Based on the etchings of Giovanni Battista Piranesi, an artist who lived in the 18th century, the book is set in a parallel universe comprised of a seemingly infinite number of crumbling halls and vestibules, three layers high, in the four directions.
On every surface of every wall are marble statues, some smaller than life-size, others many meters high. In some of the lower halls, rubble has closed off certain vestibules and the rain has created fresh-water pools. Clouds gather in the higher levels. Periodically, the tide brings swells of ocean water.
I am determined to explore as much of the World as I can in my lifetime. To this end I have travelled as far as the Nine-Hundred-and-Sixtieth Hall to the West, the Eight-Hundred-and-Ninetieth Hall to the North and the Seven-Hundred-and-Sixty-Eighth Hall to the South. I have climbed up to the Upper Halls where Clouds move in slow procession and Statues appear suddenly out of the Mists. I have explored the Drowned Halls where the Dark Waters are carpeted with white water lilies. I have seen the Derelict Halls of the East where Ceilings, Floors – sometimes even Walls! – have collapsed and the dimness is split by shafts of grey Light.

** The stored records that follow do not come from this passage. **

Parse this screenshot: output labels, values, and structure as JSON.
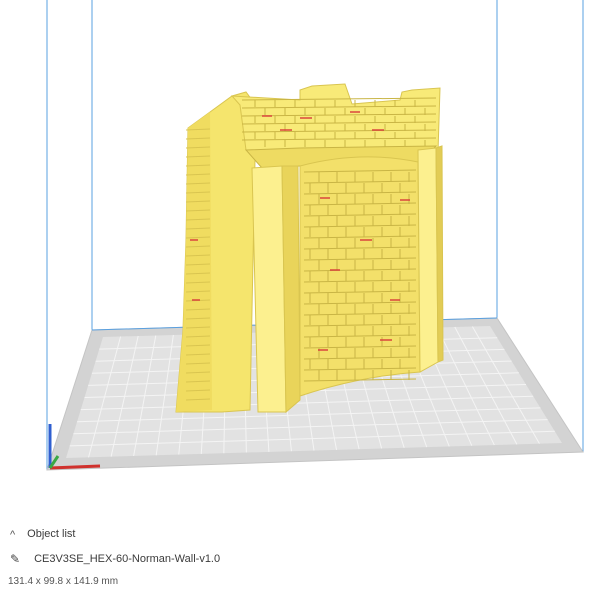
{
  "viewport": {
    "colors": {
      "background": "#ffffff",
      "build_volume_lines": "#5aa0e0",
      "plate_fill": "#d9d9d9",
      "plate_grid": "#f3f3f3",
      "plate_border": "#c4c4c4",
      "model_main": "#f5e56d",
      "model_light": "#fcf08f",
      "model_shadow": "#d9c550",
      "model_mortar": "#c9b545",
      "overhang": "#d83a3a",
      "axis_x": "#d0312d",
      "axis_y": "#3aa845",
      "axis_z": "#2f5fd0"
    }
  },
  "object_list": {
    "header_icon": "chevron-up-icon",
    "header_label": "Object list",
    "edit_icon": "pencil-icon",
    "file_name": "CE3V3SE_HEX-60-Norman-Wall-v1.0",
    "dimensions": "131.4 x 99.8 x 141.9 mm"
  }
}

The book is told from the perspective of young man who lives alone in the House, who doesn’t remember who he is or how he got there.
Twice a week, another man, called the Other, comes for short conversations. The Other uses the man of the House, who he calls Piranesi, to gather information for him about the House.
Piranesi’s journal entries are how the story is told and how his reality unravels.
In my mind Raphael is better represented by a statue in an antechamber that lies between the forty-fifth and the sixty-second northern halls. This statue shows a figure walking forward, holding a lantern. It is hard to determine with any certainty the gender of the figure; it is androgynous in appearance.
From the way she (or he) holds up the lantern and peers at whatever is ahead, one gets the sense of a huge darkness surrounding her; above all I get the sense that she is alone, perhaps by choice or perhaps because no one else was courageous enough to follow her into the darkness.
It’s odd because the first half of the book is one journal entry after another of the reality of living alone in the house. The text is full of off-kilter capitalization and I got bored of it, frankly.
It’s not until half way in that the story begins introducing new elements and the style shifts.
Valentine Ketterley, psychologist and anthropologist, has disappeared. The police have made inquiries and discovered that before his disappearance he made some unusual purchases: a gun, an inflatable kayak and a life-jacket – purchases that his friends all agree were completely out of character: he had never shown any inclination to be waterborne before.
We see the entire picture at the end, but the person ends up living fractured within himself.
It’s a melancholy ending that is so subtle that it doesn't really satisfy.
This book won the 2021 Women’s Prize for fiction (Women's Prize?) but would have been better as a graphic novel.
Recommended for people with a very good imagination.